Eenheidsstaat wordt het ideaal van versnipperde volken (Duitsers, Italianen)
Socialisten nemen het op voor de arbeiders zonder rechten of invloed
Karl Marx: Das Kapital, ziet klassenstrijd en revolutie als onvermijdelijk middel om het verlichtingsideaal van gelijkheid te bereiken.
Anarchisten zijn tegen elke vorm van regering van bovenaf.
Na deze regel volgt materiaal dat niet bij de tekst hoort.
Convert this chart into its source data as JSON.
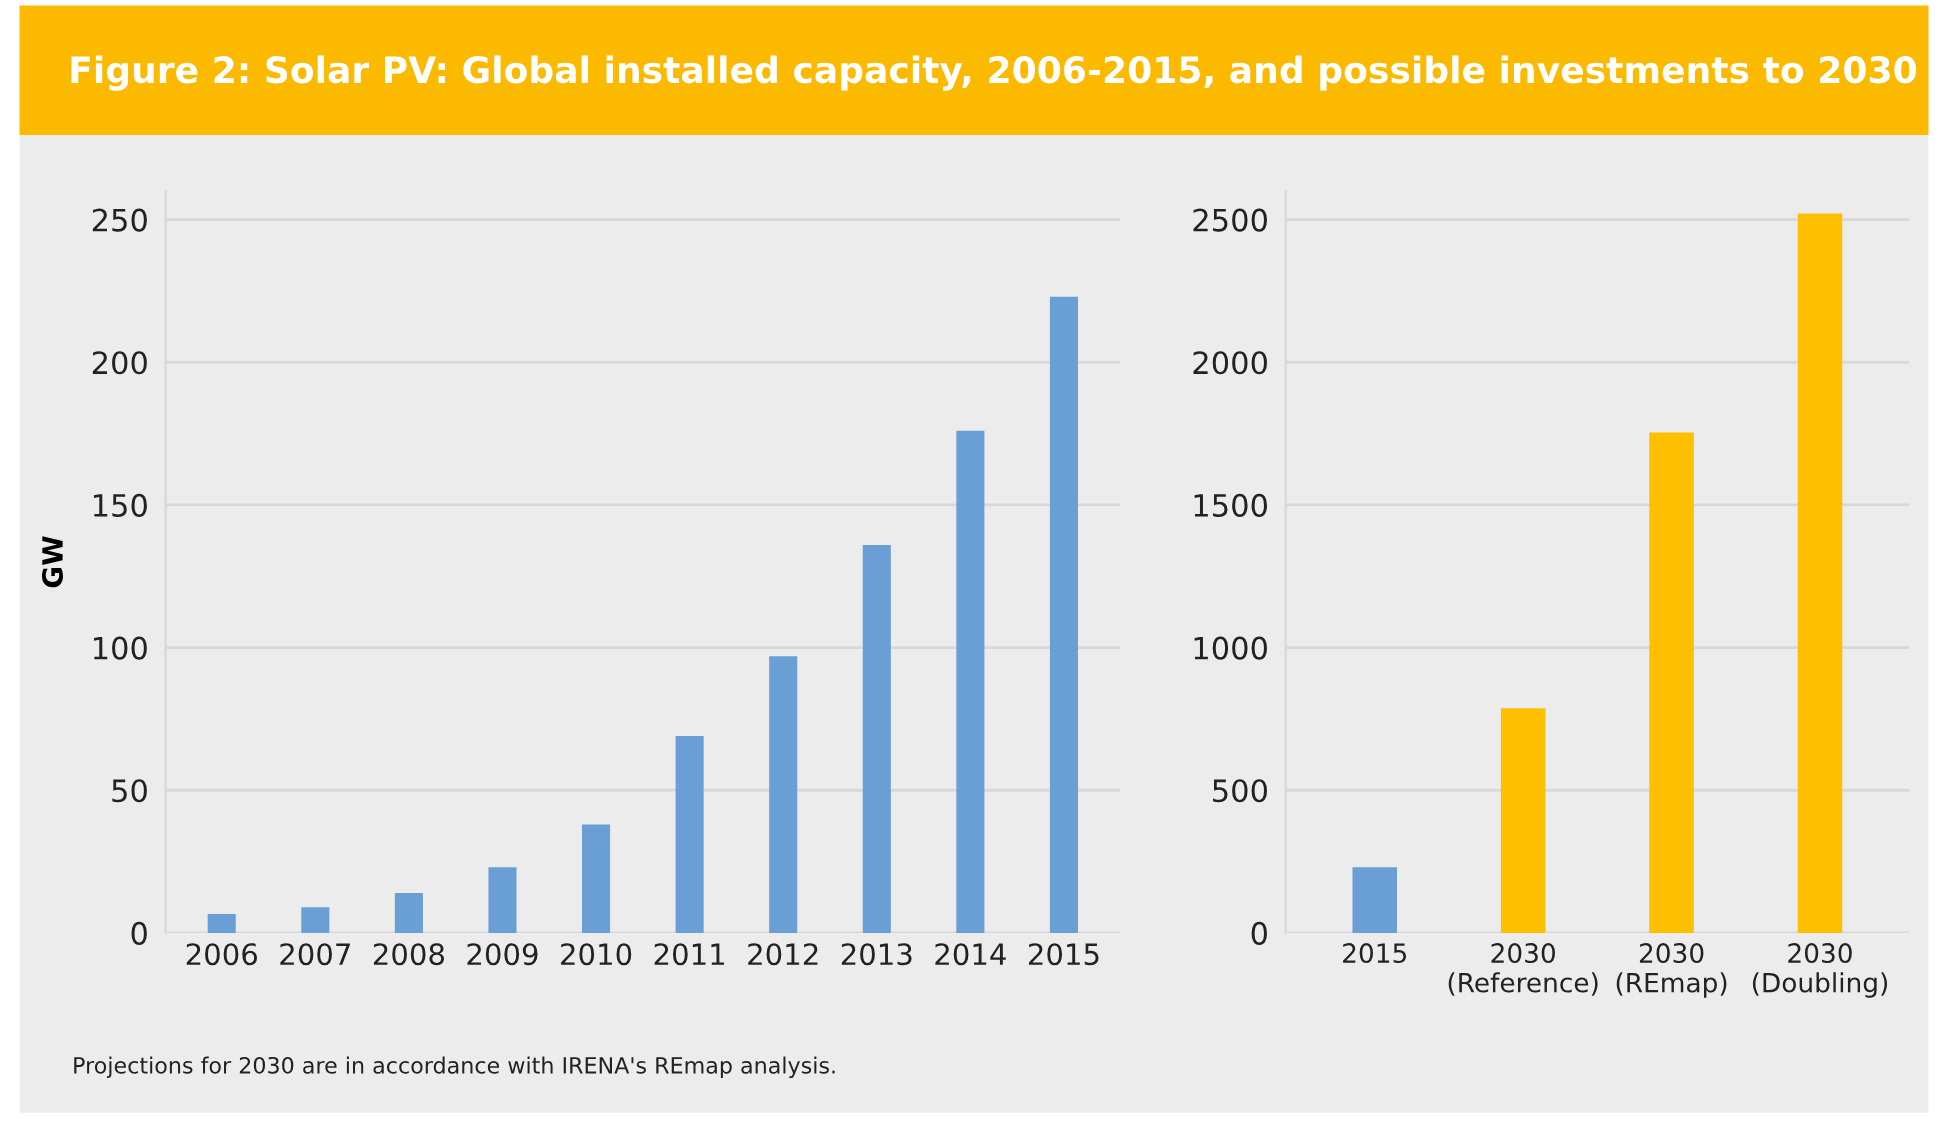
{
  "chart_data": [
    {
      "type": "bar",
      "title": "Figure 2: Solar PV: Global installed capacity, 2006-2015, and possible investments to 2030",
      "ylabel": "GW",
      "categories": [
        "2006",
        "2007",
        "2008",
        "2009",
        "2010",
        "2011",
        "2012",
        "2013",
        "2014",
        "2015"
      ],
      "values": [
        6.6,
        9,
        14,
        23,
        38,
        69,
        97,
        136,
        176,
        223
      ],
      "color": "#6a9fd6",
      "ylim": [
        0,
        260
      ],
      "yticks": [
        0,
        50,
        100,
        150,
        200,
        250
      ],
      "grid": "y",
      "annotations": [
        "Projections for 2030 are in accordance with IRENA's REmap analysis."
      ]
    },
    {
      "type": "bar",
      "categories": [
        "2015",
        "2030\n(Reference)",
        "2030\n(REmap)",
        "2030\n(Doubling)"
      ],
      "values": [
        230,
        787,
        1754,
        2521
      ],
      "colors": [
        "#6a9fd6",
        "#fcc000",
        "#fcc000",
        "#fcc000"
      ],
      "ylim": [
        0,
        2600
      ],
      "yticks": [
        0,
        500,
        1000,
        1500,
        2000,
        2500
      ],
      "grid": "y"
    }
  ]
}
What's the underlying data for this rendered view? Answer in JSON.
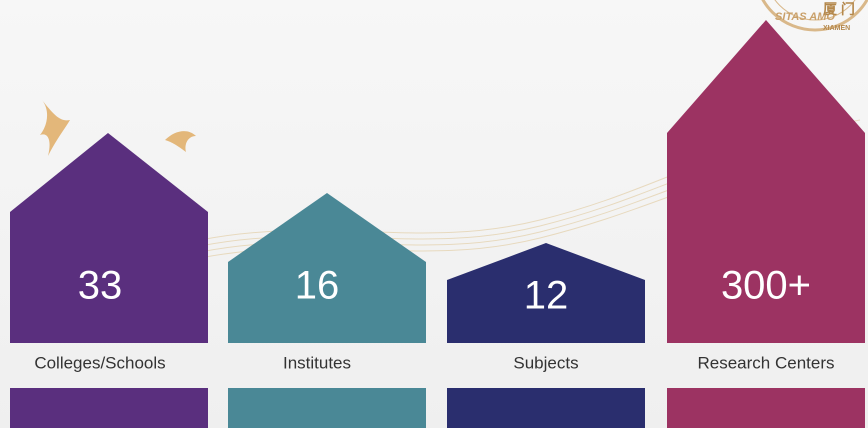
{
  "logo": {
    "ring_text": "SITAS AMO",
    "name_cn": "厦 门",
    "name_en": "XIAMEN"
  },
  "items": [
    {
      "value": "33",
      "label": "Colleges/Schools"
    },
    {
      "value": "16",
      "label": "Institutes"
    },
    {
      "value": "12",
      "label": "Subjects"
    },
    {
      "value": "300+",
      "label": "Research Centers"
    }
  ]
}
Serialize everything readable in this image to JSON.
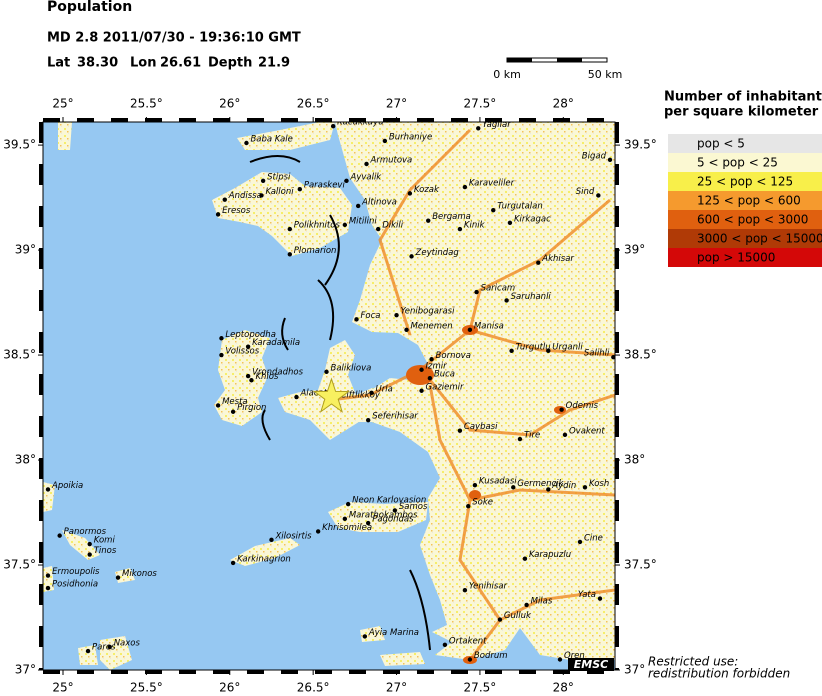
{
  "header": {
    "title": "Population",
    "event": "MD 2.8  2011/07/30 - 19:36:10 GMT",
    "lat_label": "Lat",
    "lat": {
      "value": 38.3,
      "label": "38.30"
    },
    "lon_label": "Lon",
    "lon": {
      "value": 26.61,
      "label": "26.61"
    },
    "depth_label": "Depth",
    "depth": {
      "value": 21.9,
      "label": "21.9"
    }
  },
  "scale": {
    "start": "0 km",
    "end": "50 km"
  },
  "map": {
    "xlim": [
      24.88,
      28.31
    ],
    "ylim": [
      37.0,
      39.61
    ],
    "xticks": [
      {
        "value": 25,
        "label": "25°"
      },
      {
        "value": 25.5,
        "label": "25.5°"
      },
      {
        "value": 26,
        "label": "26°"
      },
      {
        "value": 26.5,
        "label": "26.5°"
      },
      {
        "value": 27,
        "label": "27°"
      },
      {
        "value": 27.5,
        "label": "27.5°"
      },
      {
        "value": 28,
        "label": "28°"
      }
    ],
    "yticks": [
      {
        "value": 37,
        "label": "37°"
      },
      {
        "value": 37.5,
        "label": "37.5°"
      },
      {
        "value": 38,
        "label": "38°"
      },
      {
        "value": 38.5,
        "label": "38.5°"
      },
      {
        "value": 39,
        "label": "39°"
      },
      {
        "value": 39.5,
        "label": "39.5°"
      }
    ],
    "towns": [
      {
        "name": "Baba Kale",
        "lon": 26.1,
        "lat": 39.51
      },
      {
        "name": "Kucukkuyu",
        "lon": 26.62,
        "lat": 39.59
      },
      {
        "name": "Burhaniye",
        "lon": 26.93,
        "lat": 39.52
      },
      {
        "name": "Yagliar",
        "lon": 27.49,
        "lat": 39.58
      },
      {
        "name": "Bigad",
        "lon": 28.28,
        "lat": 39.43
      },
      {
        "name": "Armutova",
        "lon": 26.82,
        "lat": 39.41
      },
      {
        "name": "Stipsi",
        "lon": 26.2,
        "lat": 39.33
      },
      {
        "name": "Ayvalik",
        "lon": 26.7,
        "lat": 39.33
      },
      {
        "name": "Paraskevi",
        "lon": 26.42,
        "lat": 39.29
      },
      {
        "name": "Kozak",
        "lon": 27.08,
        "lat": 39.27
      },
      {
        "name": "Karaveliler",
        "lon": 27.41,
        "lat": 39.3
      },
      {
        "name": "Sind",
        "lon": 28.21,
        "lat": 39.26
      },
      {
        "name": "Andissa",
        "lon": 25.97,
        "lat": 39.24
      },
      {
        "name": "Kalloni",
        "lon": 26.19,
        "lat": 39.26
      },
      {
        "name": "Altinova",
        "lon": 26.77,
        "lat": 39.21
      },
      {
        "name": "Turgutalan",
        "lon": 27.58,
        "lat": 39.19
      },
      {
        "name": "Eresos",
        "lon": 25.93,
        "lat": 39.17
      },
      {
        "name": "Mitilini",
        "lon": 26.69,
        "lat": 39.12
      },
      {
        "name": "Bergama",
        "lon": 27.19,
        "lat": 39.14
      },
      {
        "name": "Kirkagac",
        "lon": 27.68,
        "lat": 39.13
      },
      {
        "name": "Polikhnitos",
        "lon": 26.36,
        "lat": 39.1
      },
      {
        "name": "Dikili",
        "lon": 26.89,
        "lat": 39.1
      },
      {
        "name": "Kinik",
        "lon": 27.38,
        "lat": 39.1
      },
      {
        "name": "Plomarion",
        "lon": 26.36,
        "lat": 38.98
      },
      {
        "name": "Zeytindag",
        "lon": 27.09,
        "lat": 38.97
      },
      {
        "name": "Akhisar",
        "lon": 27.85,
        "lat": 38.94
      },
      {
        "name": "Saricam",
        "lon": 27.48,
        "lat": 38.8
      },
      {
        "name": "Saruhanli",
        "lon": 27.66,
        "lat": 38.76
      },
      {
        "name": "Foca",
        "lon": 26.76,
        "lat": 38.67
      },
      {
        "name": "Yenibogarasi",
        "lon": 27.0,
        "lat": 38.69
      },
      {
        "name": "Menemen",
        "lon": 27.06,
        "lat": 38.62
      },
      {
        "name": "Manisa",
        "lon": 27.44,
        "lat": 38.62
      },
      {
        "name": "Leptopodha",
        "lon": 25.95,
        "lat": 38.58
      },
      {
        "name": "Karadamila",
        "lon": 26.11,
        "lat": 38.54
      },
      {
        "name": "Turgutlu",
        "lon": 27.69,
        "lat": 38.52
      },
      {
        "name": "Urganli",
        "lon": 27.91,
        "lat": 38.52
      },
      {
        "name": "Salihli",
        "lon": 28.3,
        "lat": 38.49
      },
      {
        "name": "Volissos",
        "lon": 25.95,
        "lat": 38.5
      },
      {
        "name": "Bornova",
        "lon": 27.21,
        "lat": 38.48
      },
      {
        "name": "Izmir",
        "lon": 27.15,
        "lat": 38.43
      },
      {
        "name": "Vrondadhos",
        "lon": 26.11,
        "lat": 38.4
      },
      {
        "name": "Balikliova",
        "lon": 26.58,
        "lat": 38.42
      },
      {
        "name": "Khios",
        "lon": 26.13,
        "lat": 38.38
      },
      {
        "name": "Buca",
        "lon": 27.2,
        "lat": 38.39
      },
      {
        "name": "Urla",
        "lon": 26.85,
        "lat": 38.32
      },
      {
        "name": "Gaziemir",
        "lon": 27.15,
        "lat": 38.33
      },
      {
        "name": "Ciftlikkoy",
        "lon": 26.64,
        "lat": 38.29
      },
      {
        "name": "Alacati",
        "lon": 26.4,
        "lat": 38.3
      },
      {
        "name": "Mesta",
        "lon": 25.93,
        "lat": 38.26
      },
      {
        "name": "Pirgion",
        "lon": 26.02,
        "lat": 38.23
      },
      {
        "name": "Odemis",
        "lon": 27.99,
        "lat": 38.24
      },
      {
        "name": "Seferihisar",
        "lon": 26.83,
        "lat": 38.19
      },
      {
        "name": "Caybasi",
        "lon": 27.38,
        "lat": 38.14
      },
      {
        "name": "Tire",
        "lon": 27.74,
        "lat": 38.1
      },
      {
        "name": "Ovakent",
        "lon": 28.01,
        "lat": 38.12
      },
      {
        "name": "Apoikia",
        "lon": 24.91,
        "lat": 37.86
      },
      {
        "name": "Kusadasi",
        "lon": 27.47,
        "lat": 37.88
      },
      {
        "name": "Germencik",
        "lon": 27.7,
        "lat": 37.87
      },
      {
        "name": "Aydin",
        "lon": 27.91,
        "lat": 37.86
      },
      {
        "name": "Kosh",
        "lon": 28.13,
        "lat": 37.87
      },
      {
        "name": "Neon Karlovasion",
        "lon": 26.71,
        "lat": 37.79
      },
      {
        "name": "Samos",
        "lon": 26.99,
        "lat": 37.76
      },
      {
        "name": "Marathokambos",
        "lon": 26.69,
        "lat": 37.72
      },
      {
        "name": "Soke",
        "lon": 27.43,
        "lat": 37.78
      },
      {
        "name": "Pagondas",
        "lon": 26.83,
        "lat": 37.7
      },
      {
        "name": "Panormos",
        "lon": 24.98,
        "lat": 37.64
      },
      {
        "name": "Khrisomilea",
        "lon": 26.53,
        "lat": 37.66
      },
      {
        "name": "Komi",
        "lon": 25.16,
        "lat": 37.6
      },
      {
        "name": "Xilosirtis",
        "lon": 26.25,
        "lat": 37.62
      },
      {
        "name": "Cine",
        "lon": 28.1,
        "lat": 37.61
      },
      {
        "name": "Tinos",
        "lon": 25.16,
        "lat": 37.55
      },
      {
        "name": "Karkinagrion",
        "lon": 26.02,
        "lat": 37.51
      },
      {
        "name": "Karapuzlu",
        "lon": 27.77,
        "lat": 37.53
      },
      {
        "name": "Ermoupolis",
        "lon": 24.91,
        "lat": 37.45
      },
      {
        "name": "Mikonos",
        "lon": 25.33,
        "lat": 37.44
      },
      {
        "name": "Posidhonia",
        "lon": 24.91,
        "lat": 37.39
      },
      {
        "name": "Yenihisar",
        "lon": 27.41,
        "lat": 37.38
      },
      {
        "name": "Yata",
        "lon": 28.22,
        "lat": 37.34
      },
      {
        "name": "Milas",
        "lon": 27.78,
        "lat": 37.31
      },
      {
        "name": "Gulluk",
        "lon": 27.62,
        "lat": 37.24
      },
      {
        "name": "Ayia Marina",
        "lon": 26.81,
        "lat": 37.16
      },
      {
        "name": "Naxos",
        "lon": 25.28,
        "lat": 37.11
      },
      {
        "name": "Paros",
        "lon": 25.15,
        "lat": 37.09
      },
      {
        "name": "Ortakent",
        "lon": 27.29,
        "lat": 37.12
      },
      {
        "name": "Bodrum",
        "lon": 27.44,
        "lat": 37.05
      },
      {
        "name": "Oren",
        "lon": 27.98,
        "lat": 37.05
      }
    ],
    "logo": "EMSC"
  },
  "legend": {
    "title_1": "Number of inhabitants",
    "title_2": "per square kilometer",
    "items": [
      {
        "label": "pop < 5",
        "color": "#e6e6e6"
      },
      {
        "label": "5 < pop < 25",
        "color": "#fbf8d2"
      },
      {
        "label": "25 < pop < 125",
        "color": "#f8ef4a"
      },
      {
        "label": "125 < pop < 600",
        "color": "#f59a2e"
      },
      {
        "label": "600 < pop < 3000",
        "color": "#e0600f"
      },
      {
        "label": "3000 < pop < 15000",
        "color": "#b03a06"
      },
      {
        "label": "pop > 15000",
        "color": "#d40808"
      }
    ]
  },
  "footer": {
    "line_1": "Restricted use:",
    "line_2": "redistribution forbidden"
  }
}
Zelforganisatie van arbeiders, aanslagen om revolutie uit te lokken.
Sociaaldemocraten willen wel revolutie maar via een meerderheid door verkiezingen: strijd voor algemeen mannenkiesrecht.
Socialisten zijn geen nationalisten maar internationalisten: organisatie De Internationale.
Feministen willen gelijke rol voor vrouw in de maatschappij en vrouwenkiesrecht.
Voorbeelden van verlichte feministische voorlopers: Olympe de Gouges, Mary Wollstonecraft
Verlichtingsideaal van beschermd gezin met vrouw thuis werkt tegen het feminisme
Burgerlijk gezinsideaal wordt gezien als model voor sociale verbetering
In Nederland is Aletta Jacobs voorloper: studie, vrouwenkiesrecht, sociale hulp
Confessionelen krijgen door uitbreiding kiesrecht en meer politieke rechten ook kans zich te organiseren
Katholieken krijgen weer recht zich te organiseren (bisdommen)
Invloed paus op sociale kwestie: pauselijke brief Rerum Novarum
Confessionelen zien sociale zorg als overheidsplicht: dus tegen liberale individualisme
Confessionelen zijn tegen klassenstrijd en revolutie: dus tegen socialisme en stakingen
Door nieuwe grondwet 1848 ruimte voor politieke organisatie en persvrijheid
Confessionelen creëren eigen zuilen: scholen, krant, partij, verenigingen
Voorbeelden: ARP - Kuyper, katholieken - Schaepman
Confessionelen krijgen veel invloed op Nederlandse politiek door uitbreiding kiesrecht, terwijl socialisten buiten de regering blijven (revolutie-ideaal)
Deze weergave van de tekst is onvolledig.